Like everywhere else in the country, television sets flickered in Chiapas State on Friday with images of President Carlos Salinas de Gortari saying in his annual address that the time had come to bring economic progress to the countryside and a rational end to the Government's feud with the church. But in Simojovel the next day, pickup trucks full of armed men were back by the central plaza, keeping an uneasy peace.

"That priest was a Communist," whispered a 67-year-old man, who told of losing his job some years ago when landless peasants seized the farm where he worked. His bitterness was echoed in coarse red letters on the church wall that demanded, "Death to Joel Padron."

But in the crumbling rectory, a catechist named Victoriano said, "They hate him because he is on the side of the poor."

According to the court testimony of a woman named Maura Urbina, Father Padron did not merely stir up the peasants who invaded her land. Yelling death threats and wielding machetes, she said, he and seven others killed chickens, destroyed a patch of radishes, stole a tape recorder and caused damages of $2,604.

Twenty-two other people living on the land were cited as corroborating her account. Father Padron's parish secretary and five others contended that he was nowhere near the site when the takeover happened. The state judge heard from only three before ordering eight arrests, although only Father Padron was picked up.

Most of the arguing has taken place not in court, however, but in the newspapers, and has involved not lawyers but the bishop of San Cristobal de las Casas, Father Padron's diocese, and the Chiapas Governor.

The bishop, Samuel Ruiz Garcia, has been outspoken in his defense of the Indian peasants, and priests in his diocese have encouraged the peasants to unite and press their legal rights to land. While some priests have gone further than others, leftist peasant groups and political parties have almost always capitalized on the organization.

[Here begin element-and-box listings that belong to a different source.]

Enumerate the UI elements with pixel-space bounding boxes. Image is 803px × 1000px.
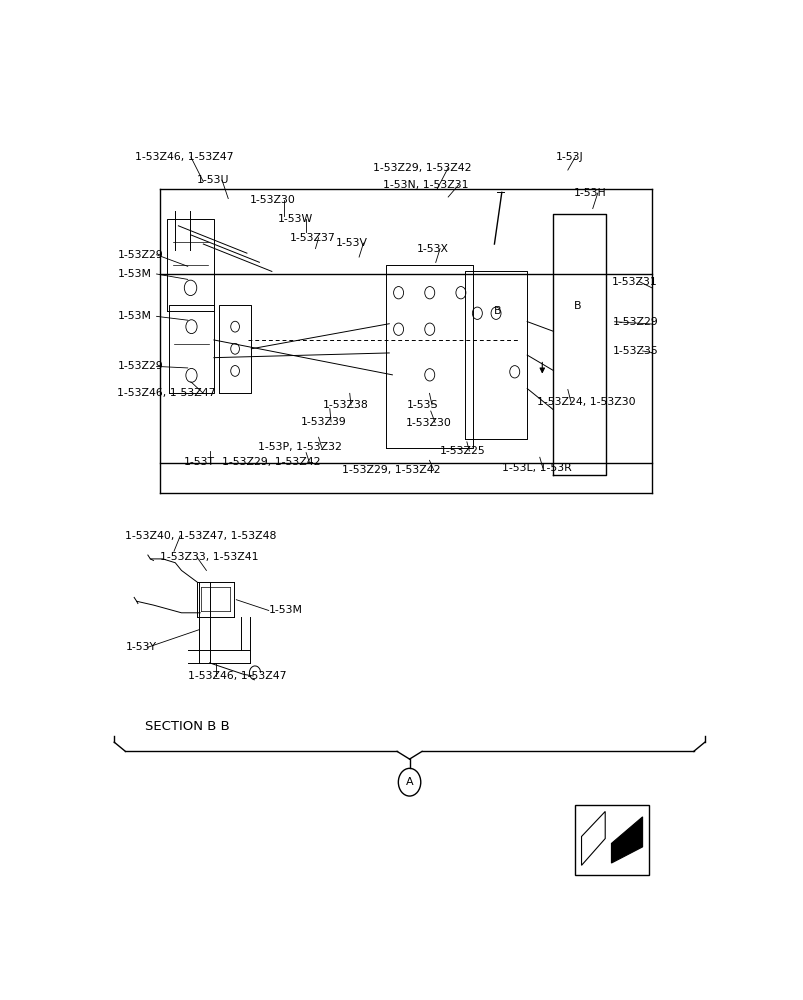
Text: 1-53Y: 1-53Y xyxy=(125,642,157,652)
Text: 1-53S: 1-53S xyxy=(406,400,438,410)
Text: 1-53M: 1-53M xyxy=(117,269,151,279)
Text: 1-53Z39: 1-53Z39 xyxy=(301,417,346,427)
Text: 1-53Z31: 1-53Z31 xyxy=(610,277,656,287)
Text: 1-53Z29, 1-53Z42: 1-53Z29, 1-53Z42 xyxy=(222,457,320,467)
Polygon shape xyxy=(581,811,605,865)
Text: 1-53Z37: 1-53Z37 xyxy=(289,233,335,243)
Text: 1-53M: 1-53M xyxy=(268,605,303,615)
Text: 1-53Z29: 1-53Z29 xyxy=(612,317,658,327)
Text: 1-53Z30: 1-53Z30 xyxy=(406,418,451,428)
Text: 1-53P, 1-53Z32: 1-53P, 1-53Z32 xyxy=(257,442,341,452)
Text: 1-53W: 1-53W xyxy=(278,214,313,224)
Text: 1-53Z25: 1-53Z25 xyxy=(439,446,485,456)
Text: 1-53X: 1-53X xyxy=(417,244,449,254)
Text: 1-53L, 1-53R: 1-53L, 1-53R xyxy=(502,463,572,473)
Text: 1-53Z33, 1-53Z41: 1-53Z33, 1-53Z41 xyxy=(160,552,258,562)
Text: 1-53Z40, 1-53Z47, 1-53Z48: 1-53Z40, 1-53Z47, 1-53Z48 xyxy=(125,531,276,541)
Text: B: B xyxy=(494,306,501,316)
Text: 1-53Z38: 1-53Z38 xyxy=(322,400,368,410)
Polygon shape xyxy=(610,817,642,863)
Text: 1-53N, 1-53Z31: 1-53N, 1-53Z31 xyxy=(383,180,468,190)
Text: 1-53V: 1-53V xyxy=(336,238,368,248)
Text: 1-53M: 1-53M xyxy=(117,311,151,321)
Text: 1-53Z29: 1-53Z29 xyxy=(117,250,163,260)
Bar xyxy=(575,805,648,875)
Text: 1-53H: 1-53H xyxy=(573,188,606,198)
Text: 1-53Z30: 1-53Z30 xyxy=(250,195,296,205)
Text: 1-53Z46, 1-53Z47: 1-53Z46, 1-53Z47 xyxy=(117,388,215,398)
Text: 1-53Z29: 1-53Z29 xyxy=(117,361,163,371)
Text: 1-53J: 1-53J xyxy=(555,152,582,162)
Text: 1-53Z46, 1-53Z47: 1-53Z46, 1-53Z47 xyxy=(135,152,233,162)
Text: 1-53Z29, 1-53Z42: 1-53Z29, 1-53Z42 xyxy=(342,465,440,475)
Text: 1-53Z24, 1-53Z30: 1-53Z24, 1-53Z30 xyxy=(536,397,634,407)
Text: 1-53U: 1-53U xyxy=(197,175,230,185)
Text: 1-53T: 1-53T xyxy=(183,457,214,467)
Text: 1-53Z46, 1-53Z47: 1-53Z46, 1-53Z47 xyxy=(188,671,286,681)
Text: 1-53Z29, 1-53Z42: 1-53Z29, 1-53Z42 xyxy=(373,163,471,173)
Text: A: A xyxy=(406,777,413,787)
Text: SECTION B B: SECTION B B xyxy=(145,720,230,733)
Text: 1-53Z35: 1-53Z35 xyxy=(612,346,658,356)
Text: B: B xyxy=(573,301,581,311)
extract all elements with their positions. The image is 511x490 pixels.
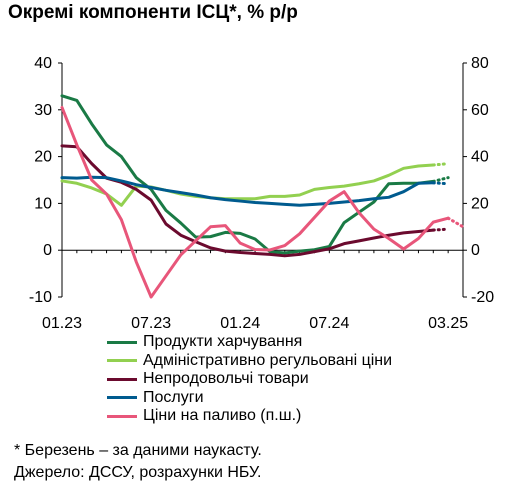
- series-line-0: [60, 94, 435, 255]
- series-line-3: [60, 175, 435, 207]
- x-tick-label: 03.25: [428, 315, 468, 332]
- legend: Продукти харчування Адміністративно регу…: [107, 333, 392, 426]
- y-right-tick-label: -20: [471, 289, 494, 306]
- series-estimate-4: [446, 216, 465, 229]
- series-line-2: [60, 144, 435, 258]
- y-left-tick-label: 0: [43, 242, 52, 259]
- footnote: * Березень – за даними наукасту. Джерело…: [14, 440, 262, 484]
- x-tick-label: 01.23: [42, 315, 82, 332]
- legend-item-food: Продукти харчування: [107, 333, 392, 352]
- legend-item-services: Послуги: [107, 389, 392, 408]
- legend-item-admin-prices: Адміністративно регульовані ціни: [107, 352, 392, 371]
- y-left-tick-label: 10: [34, 195, 52, 212]
- chart-title: Окремі компоненти ІСЦ*, % р/р: [8, 2, 298, 23]
- y-right-tick-label: 20: [471, 195, 489, 212]
- series-estimate-2: [431, 227, 450, 232]
- legend-swatch-admin-prices: [107, 359, 137, 363]
- legend-swatch-fuel: [107, 414, 137, 418]
- series-line-4: [60, 105, 450, 299]
- legend-label-admin-prices: Адміністративно регульовані ціни: [143, 351, 393, 369]
- series-estimate-0: [431, 176, 450, 183]
- legend-item-nonfood: Непродовольчі товари: [107, 370, 392, 389]
- legend-swatch-nonfood: [107, 377, 137, 381]
- legend-label-fuel: Ціни на паливо (п.ш.): [143, 407, 302, 424]
- footnote-nowcast-note: * Березень – за даними наукасту.: [14, 442, 262, 459]
- y-left-tick-label: 40: [34, 55, 52, 72]
- series-estimate-3: [431, 181, 450, 186]
- series-estimate-1: [431, 162, 450, 167]
- legend-swatch-services: [107, 396, 137, 400]
- legend-label-food: Продукти харчування: [143, 333, 303, 350]
- x-tick-label: 07.24: [309, 315, 349, 332]
- legend-label-services: Послуги: [143, 388, 204, 406]
- x-tick-label: 01.24: [220, 315, 260, 332]
- line-chart: -10 0 10 20 30 40 -20 0 20 40 60 80 01.23 07.23 01.24 0…: [29, 55, 494, 332]
- y-right-tick-label: 40: [471, 149, 489, 166]
- y-left-tick-label: -10: [29, 289, 52, 306]
- y-left-tick-label: 30: [34, 102, 52, 119]
- y-right-tick-label: 80: [471, 55, 489, 72]
- y-right-tick-label: 0: [471, 242, 480, 259]
- y-right-tick-label: 60: [471, 102, 489, 119]
- y-left-tick-label: 20: [34, 149, 52, 166]
- series-line-1: [60, 163, 435, 207]
- footnote-source: Джерело: ДССУ, розрахунки НБУ.: [14, 464, 262, 481]
- legend-label-nonfood: Непродовольчі товари: [143, 370, 309, 387]
- legend-swatch-food: [107, 340, 137, 344]
- x-tick-label: 07.23: [131, 315, 171, 332]
- legend-item-fuel: Ціни на паливо (п.ш.): [107, 407, 392, 426]
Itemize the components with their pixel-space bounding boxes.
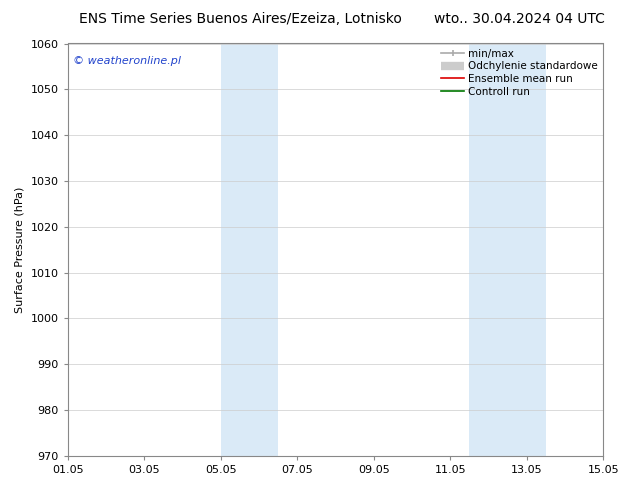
Bar (221, 44, 278, 456)
Text: © weatheronline.pl: © weatheronline.pl (73, 56, 181, 66)
Text: ENS Time Series Buenos Aires/Ezeiza, Lotnisko: ENS Time Series Buenos Aires/Ezeiza, Lot… (79, 12, 403, 26)
Text: wto.. 30.04.2024 04 UTC: wto.. 30.04.2024 04 UTC (434, 12, 605, 26)
Legend: min/max, Odchylenie standardowe, Ensemble mean run, Controll run: min/max, Odchylenie standardowe, Ensembl… (439, 47, 600, 98)
Y-axis label: Surface Pressure (hPa): Surface Pressure (hPa) (15, 187, 25, 313)
Bar (469, 44, 546, 456)
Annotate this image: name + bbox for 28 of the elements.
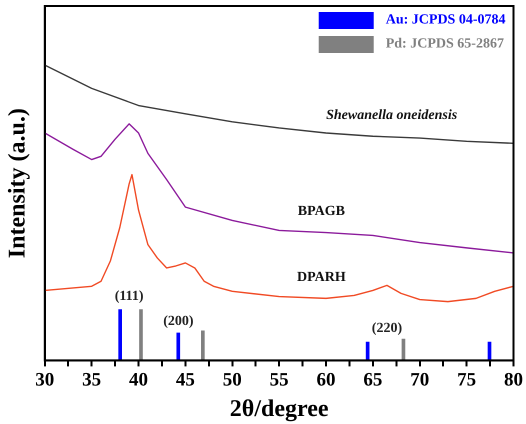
x-tick-label: 70	[410, 370, 430, 391]
legend-label: Au: JCPDS 04-0784	[386, 12, 506, 28]
series-label: Shewanella oneidensis	[326, 108, 458, 123]
x-tick-label: 80	[504, 370, 523, 391]
x-tick-label: 75	[457, 370, 476, 391]
x-tick-label: 35	[82, 370, 102, 391]
x-tick-label: 60	[316, 370, 336, 391]
legend-label: Pd: JCPDS 65-2867	[386, 36, 504, 52]
x-tick-label: 50	[222, 370, 242, 391]
bar	[402, 338, 406, 360]
bar	[139, 309, 143, 360]
x-tick-label: 30	[35, 370, 54, 391]
y-axis-title: Intensity (a.u.)	[4, 108, 31, 258]
annotation: (220)	[372, 321, 402, 336]
x-tick-label: 65	[363, 370, 382, 391]
bar	[366, 342, 370, 360]
bar	[201, 330, 205, 360]
x-tick-label: 45	[176, 370, 195, 391]
x-tick-label: 40	[129, 370, 148, 391]
bar	[488, 342, 492, 360]
annotation: (111)	[114, 289, 144, 304]
series-label: BPAGB	[298, 204, 345, 220]
bar	[118, 309, 122, 360]
series-label: DPARH	[296, 270, 346, 285]
x-tick-label: 55	[270, 370, 289, 391]
x-axis-title: 2θ/degree	[230, 396, 329, 422]
annotation: (200)	[163, 314, 194, 330]
bar	[176, 332, 180, 360]
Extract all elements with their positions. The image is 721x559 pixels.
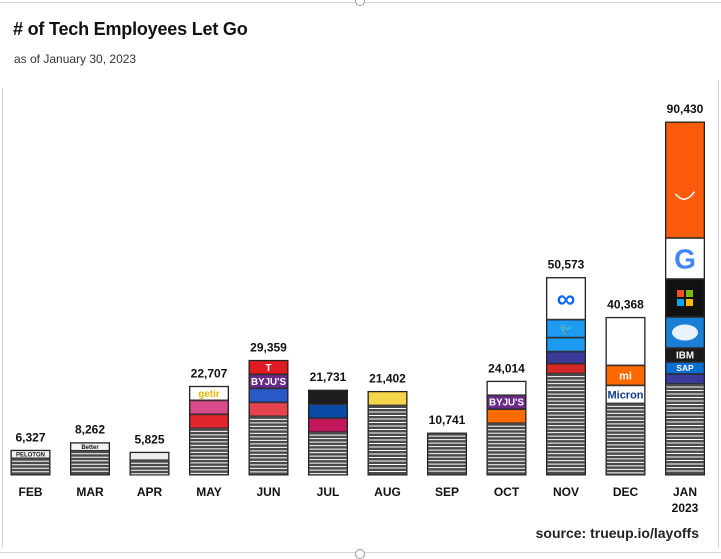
peloton-logo-text: PELOTON — [16, 452, 45, 458]
category-label: MAY — [196, 485, 222, 499]
peloton-logo-icon — [11, 450, 50, 459]
twitter-logo-text: 🐦 — [559, 323, 573, 335]
xiaomi-logo-text: mi — [619, 370, 632, 382]
bar-group: G IBM SAP — [665, 121, 705, 476]
value-label: 6,327 — [15, 430, 45, 444]
logo-logo-icon — [308, 390, 348, 404]
tesla-logo-icon — [249, 360, 288, 375]
category-label: JAN — [673, 485, 697, 499]
micron-logo-icon — [606, 385, 645, 404]
chart-subtitle: as of January 30, 2023 — [14, 52, 137, 66]
value-label: 21,731 — [310, 370, 347, 384]
logo-logo-icon — [189, 400, 229, 415]
bar-group: PELOTON — [10, 449, 51, 476]
salesforce-cloud-mark — [672, 324, 698, 341]
value-label: 40,368 — [607, 297, 644, 311]
category-label: NOV — [553, 485, 579, 499]
logo-logo-icon — [606, 317, 645, 366]
ibm-logo-icon — [665, 348, 705, 362]
logo-logo-icon — [368, 391, 407, 406]
bar-group: mi Micron — [605, 316, 646, 476]
bar-group: getir — [189, 385, 229, 476]
twitter-logo-icon — [546, 319, 586, 338]
google-logo-icon — [665, 238, 705, 279]
category-label: DEC — [613, 485, 639, 499]
category-label: JUL — [317, 485, 340, 499]
byjus-logo-icon — [249, 374, 288, 389]
category-label: APR — [137, 485, 163, 499]
category-label: 2023 — [672, 501, 699, 515]
logo-logo-icon — [308, 418, 348, 432]
logo-logo-icon — [308, 404, 348, 418]
tesla-logo-text: T — [266, 363, 272, 374]
byjus-logo-icon — [487, 395, 526, 410]
bar-group: BYJU'S — [486, 380, 527, 476]
microsoft-square — [677, 290, 684, 297]
amazon-smile-mark — [674, 191, 696, 200]
logo-logo-icon — [487, 381, 526, 396]
value-label: 5,825 — [134, 432, 164, 446]
microsoft-square — [686, 299, 693, 306]
bar-group: Better — [70, 442, 110, 476]
category-label: OCT — [494, 485, 520, 499]
bar-group — [129, 451, 170, 476]
logo-logo-icon — [487, 409, 526, 424]
bar-group — [308, 389, 348, 476]
category-label: AUG — [374, 485, 401, 499]
bar — [308, 389, 348, 476]
better-logo-text: Better — [81, 445, 99, 451]
logo-logo-icon — [249, 388, 288, 403]
amazon-logo-icon — [665, 122, 705, 238]
microsoft-square — [686, 290, 693, 297]
logo-logo-icon — [546, 337, 586, 352]
meta-logo-icon — [546, 277, 586, 320]
category-label: SEP — [435, 485, 459, 499]
ibm-logo-text: IBM — [676, 350, 694, 361]
bar-group: ∞🐦 — [546, 277, 586, 476]
frame-left-rule — [2, 88, 3, 547]
value-label: 29,359 — [250, 340, 287, 354]
bar-group: T BYJU'S — [248, 359, 289, 476]
google-logo-text: G — [674, 243, 696, 274]
byjus-logo-text: BYJU'S — [251, 377, 286, 388]
resize-handle-top[interactable] — [355, 0, 365, 6]
category-label: MAR — [76, 485, 104, 499]
category-label: JUN — [256, 485, 280, 499]
value-label: 24,014 — [488, 361, 525, 375]
sap-logo-text: SAP — [676, 363, 694, 373]
value-label: 10,741 — [429, 413, 466, 427]
logo-logo-icon — [189, 414, 229, 429]
getir-logo-icon — [189, 386, 229, 401]
logo-logo-icon — [665, 374, 705, 384]
logo-logo-icon — [130, 452, 169, 461]
chart-title: # of Tech Employees Let Go — [13, 19, 248, 39]
logo-logo-icon — [249, 402, 288, 417]
logo-logo-icon — [546, 351, 586, 364]
better-logo-icon — [70, 442, 110, 451]
getir-logo-text: getir — [198, 389, 219, 400]
source-note: source: trueup.io/layoffs — [535, 525, 699, 541]
value-label: 50,573 — [548, 258, 585, 272]
frame-right-rule — [718, 80, 719, 547]
logo-logo-icon — [546, 363, 586, 374]
value-label: 21,402 — [369, 371, 406, 385]
microsoft-logo-icon — [665, 279, 705, 317]
byjus-logo-text: BYJU'S — [489, 398, 524, 409]
micron-logo-text: Micron — [607, 389, 643, 401]
value-label: 90,430 — [667, 102, 704, 116]
value-label: 22,707 — [191, 366, 228, 380]
microsoft-square — [677, 299, 684, 306]
value-label: 8,262 — [75, 423, 105, 437]
bar-group — [367, 390, 408, 476]
xiaomi-logo-icon — [606, 365, 645, 386]
sap-logo-icon — [665, 362, 705, 374]
bar-group — [427, 432, 467, 476]
category-label: FEB — [19, 485, 43, 499]
meta-logo-text: ∞ — [557, 284, 576, 314]
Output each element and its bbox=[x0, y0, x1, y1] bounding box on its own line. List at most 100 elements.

The Governor, Jose Patrocinio Gonzalez Blanco Garrido has a distinctive heritage. His father, Salomon Gonzalez Blanco, was Secretary of Labor for a dozen years before governing Chiapas from 1978 to 1980, and his great-uncle, Tomas Garrido Canabal, governed the neighboring state of Tabasco, organizing the anticlerical persecution that provided the backdrop for Mr. Greene's 1940 novel. A Sense of Modernity

But by the accounts of politicians, businessmen and even liberal clergymen in Chiapas, Mr. Gonzalez has run the state with a sense of modernity. He has given provisional titles to most of the peasants who were illegally occupying more than 400 farms when he took office.

But two senior officials said Mr. Gonzalez had insisted that new agricultural investment in the state hinges on law and order. Before Father Padron's arrest, one of the officials said, he had vowed to stop the land seizures that have been epidemic in Chiapas since the mid-1970's. And though Bishop Ruiz has said that official human rights abuses in the state are notably less crude than before, his criticism has sullied the image of a new Chiapas that Mr. Gonzalez has tried to paint.

Until Tuesday, Mr. Gonzalez appeared to have effectively resisted pressures from Mexico City to resolve the issue. Well before Tuesday, though, Miss Urbina's story seemed to be coming undone.

Church officials and more than a dozen other people in Simojovel said Miss Urbina had invaded the disputed land herself as a leader of a leftist peasant organization. She split from the group last year, they said, joining up with the town officials who shepherded her case against Father Padron, and parceled out most of the invaded land to her supporters.

"This is not about land," said Pablo Hernandez Martinez, 55, one of the peasants who last weekend were occupying only the two small lots claimed by Ms. Urbina and one of her associates. "This is a political fight."